Just about three miles up Mines Rd is the gate with the red wagon wheels. It comes up sudden and there’s no place to turn around. so I keep driving, and just like he said, there’s an incline, and i know later from looking at the map I’m climbing up Horse Thief Canyon, and a few hundred yards further, the road widens and there looks to be a place up ahead, and i can see a couple of dudes in motor cycle jackets standing on the side of the road smoking, and I’m looking for a place to turn around, And then I see up ahead a little further another group of people, some standing in the middle of the road, and I slow down, and it dawns upon me, as I pass crawling by, I can see her, lying in road, almost like a child, staring up in the sky. There are some things that you cannot unsee, and death is one of them, and she was dead, and I passed by without looking again, but I’ve seen death, and she was dead. There was nothing for me to do, I wasn’t a witness, and there were almost twenty people stopped, so I kept driving. And then the thought occurred, what if I wouldn’t have turned around to photograph some horses, maybe I would have run right into it. As it was it was jolt, and now I had to figure out how to get back down, and get a shot of Coyote Creek with a dead person in the road.

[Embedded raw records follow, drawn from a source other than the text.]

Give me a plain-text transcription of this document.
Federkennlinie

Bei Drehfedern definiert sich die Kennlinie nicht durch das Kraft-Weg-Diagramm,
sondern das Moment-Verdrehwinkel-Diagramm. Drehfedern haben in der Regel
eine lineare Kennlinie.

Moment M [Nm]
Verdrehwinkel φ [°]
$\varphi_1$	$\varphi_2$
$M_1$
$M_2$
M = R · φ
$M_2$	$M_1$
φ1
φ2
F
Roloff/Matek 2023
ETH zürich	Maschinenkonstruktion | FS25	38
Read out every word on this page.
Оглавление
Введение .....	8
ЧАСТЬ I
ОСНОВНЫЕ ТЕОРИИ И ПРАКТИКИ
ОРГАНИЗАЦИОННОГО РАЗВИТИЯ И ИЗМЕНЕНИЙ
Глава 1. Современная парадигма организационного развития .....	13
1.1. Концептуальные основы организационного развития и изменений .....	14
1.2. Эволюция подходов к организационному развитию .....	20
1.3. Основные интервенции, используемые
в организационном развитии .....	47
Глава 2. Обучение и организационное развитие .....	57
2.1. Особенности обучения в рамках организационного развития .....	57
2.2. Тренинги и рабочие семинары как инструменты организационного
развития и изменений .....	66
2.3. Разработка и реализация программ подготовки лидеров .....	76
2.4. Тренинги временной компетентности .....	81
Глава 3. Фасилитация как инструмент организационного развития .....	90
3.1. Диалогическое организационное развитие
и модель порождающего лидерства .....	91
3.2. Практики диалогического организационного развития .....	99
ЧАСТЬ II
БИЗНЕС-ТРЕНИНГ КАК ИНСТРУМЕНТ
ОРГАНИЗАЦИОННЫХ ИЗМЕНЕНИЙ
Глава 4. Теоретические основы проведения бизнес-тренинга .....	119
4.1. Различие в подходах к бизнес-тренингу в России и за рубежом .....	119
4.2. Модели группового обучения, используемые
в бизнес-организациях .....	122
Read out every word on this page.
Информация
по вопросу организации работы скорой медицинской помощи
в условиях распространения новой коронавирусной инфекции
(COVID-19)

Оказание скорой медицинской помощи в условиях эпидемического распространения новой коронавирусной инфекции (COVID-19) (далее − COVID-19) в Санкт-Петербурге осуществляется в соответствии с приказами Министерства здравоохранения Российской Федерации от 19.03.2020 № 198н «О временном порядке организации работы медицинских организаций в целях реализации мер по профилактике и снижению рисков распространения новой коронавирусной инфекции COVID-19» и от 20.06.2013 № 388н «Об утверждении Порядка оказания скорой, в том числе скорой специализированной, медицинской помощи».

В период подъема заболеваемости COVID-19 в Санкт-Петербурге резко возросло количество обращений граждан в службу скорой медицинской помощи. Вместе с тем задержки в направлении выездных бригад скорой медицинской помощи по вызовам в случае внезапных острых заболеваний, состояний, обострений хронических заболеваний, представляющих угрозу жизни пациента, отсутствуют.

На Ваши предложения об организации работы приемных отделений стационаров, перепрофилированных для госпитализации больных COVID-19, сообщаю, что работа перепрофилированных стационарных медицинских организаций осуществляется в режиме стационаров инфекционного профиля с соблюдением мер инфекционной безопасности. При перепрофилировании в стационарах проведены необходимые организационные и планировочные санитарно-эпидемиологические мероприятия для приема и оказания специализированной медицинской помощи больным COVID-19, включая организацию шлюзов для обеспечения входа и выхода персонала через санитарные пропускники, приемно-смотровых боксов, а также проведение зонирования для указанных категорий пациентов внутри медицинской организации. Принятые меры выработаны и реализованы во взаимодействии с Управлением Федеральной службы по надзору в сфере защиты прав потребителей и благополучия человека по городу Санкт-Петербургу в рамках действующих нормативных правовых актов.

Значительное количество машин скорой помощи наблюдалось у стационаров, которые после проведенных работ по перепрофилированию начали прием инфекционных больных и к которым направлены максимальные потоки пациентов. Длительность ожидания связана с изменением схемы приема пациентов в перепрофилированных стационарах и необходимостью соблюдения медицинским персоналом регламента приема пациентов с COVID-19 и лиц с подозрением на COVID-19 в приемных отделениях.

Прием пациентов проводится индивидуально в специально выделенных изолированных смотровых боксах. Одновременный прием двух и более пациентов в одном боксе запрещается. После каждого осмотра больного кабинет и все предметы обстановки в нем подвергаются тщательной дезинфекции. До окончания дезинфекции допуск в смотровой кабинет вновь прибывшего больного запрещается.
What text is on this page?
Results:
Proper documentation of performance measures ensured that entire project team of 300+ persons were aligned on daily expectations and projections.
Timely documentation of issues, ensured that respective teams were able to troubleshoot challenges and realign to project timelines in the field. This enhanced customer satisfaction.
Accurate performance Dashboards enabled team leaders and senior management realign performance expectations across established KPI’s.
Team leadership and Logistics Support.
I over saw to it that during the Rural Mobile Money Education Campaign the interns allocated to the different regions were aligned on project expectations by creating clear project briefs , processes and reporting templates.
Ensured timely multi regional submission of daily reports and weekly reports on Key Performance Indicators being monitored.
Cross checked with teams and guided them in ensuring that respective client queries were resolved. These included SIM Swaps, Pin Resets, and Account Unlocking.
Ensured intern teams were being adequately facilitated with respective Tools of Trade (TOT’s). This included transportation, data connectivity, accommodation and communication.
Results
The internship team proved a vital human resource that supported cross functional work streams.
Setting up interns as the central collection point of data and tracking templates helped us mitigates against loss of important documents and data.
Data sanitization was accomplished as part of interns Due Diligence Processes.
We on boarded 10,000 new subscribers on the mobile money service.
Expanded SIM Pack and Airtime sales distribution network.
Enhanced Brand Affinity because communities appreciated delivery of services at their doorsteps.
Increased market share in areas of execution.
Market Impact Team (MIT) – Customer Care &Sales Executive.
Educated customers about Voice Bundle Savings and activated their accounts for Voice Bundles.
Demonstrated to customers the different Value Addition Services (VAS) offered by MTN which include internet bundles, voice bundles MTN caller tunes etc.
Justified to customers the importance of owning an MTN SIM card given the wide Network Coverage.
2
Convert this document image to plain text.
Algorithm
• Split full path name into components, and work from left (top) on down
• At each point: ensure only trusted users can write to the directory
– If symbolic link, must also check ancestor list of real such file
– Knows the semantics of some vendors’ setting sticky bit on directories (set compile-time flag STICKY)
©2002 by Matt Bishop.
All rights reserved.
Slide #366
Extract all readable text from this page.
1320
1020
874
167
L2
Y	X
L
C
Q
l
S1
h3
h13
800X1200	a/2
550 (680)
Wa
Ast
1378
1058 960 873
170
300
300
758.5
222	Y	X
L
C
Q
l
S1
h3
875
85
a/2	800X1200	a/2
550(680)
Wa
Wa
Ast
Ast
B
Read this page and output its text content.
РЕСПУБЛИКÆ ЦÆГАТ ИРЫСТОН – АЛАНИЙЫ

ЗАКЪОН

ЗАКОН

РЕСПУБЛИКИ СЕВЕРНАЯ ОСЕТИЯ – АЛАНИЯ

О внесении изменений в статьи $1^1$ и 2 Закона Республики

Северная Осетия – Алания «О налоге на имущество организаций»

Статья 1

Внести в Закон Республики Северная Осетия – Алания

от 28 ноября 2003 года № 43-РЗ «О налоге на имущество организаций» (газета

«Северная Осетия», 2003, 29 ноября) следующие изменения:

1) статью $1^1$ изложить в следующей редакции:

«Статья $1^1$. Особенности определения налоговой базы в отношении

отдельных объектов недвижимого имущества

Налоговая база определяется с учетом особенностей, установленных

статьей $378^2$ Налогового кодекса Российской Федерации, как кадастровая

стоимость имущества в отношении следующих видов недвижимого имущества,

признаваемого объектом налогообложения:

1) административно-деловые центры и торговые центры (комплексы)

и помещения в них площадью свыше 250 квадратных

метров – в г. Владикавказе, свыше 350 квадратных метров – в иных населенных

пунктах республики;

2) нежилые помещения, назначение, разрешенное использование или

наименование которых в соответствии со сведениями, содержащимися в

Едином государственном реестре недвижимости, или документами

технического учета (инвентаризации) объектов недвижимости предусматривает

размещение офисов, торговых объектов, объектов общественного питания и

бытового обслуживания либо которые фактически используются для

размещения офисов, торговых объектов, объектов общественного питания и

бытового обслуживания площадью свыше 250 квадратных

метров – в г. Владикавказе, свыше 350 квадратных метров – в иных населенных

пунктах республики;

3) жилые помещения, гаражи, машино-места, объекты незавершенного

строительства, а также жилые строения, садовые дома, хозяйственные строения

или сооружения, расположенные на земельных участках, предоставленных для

The magical glen close to the junction of Coyote and Mocho Creeks, that t don’t have much of a chance to explore. It’s been about ten minutes and I can hear the helicopter take off. Now i have to hoof it back up, pass by the dead girl again, and move my car. I’m getting a work out, and since I don’t like photographing dead people, I’m not getting many photos. But that isn’t what’s important, I realize, and La Vereda del Monte is not something in the past, nor is it about geography, it isn’t about a dead girl, or Joaquin Murrieta, and it isn’t even about the light, it’s an energy that courses through me, and I suspect, all things.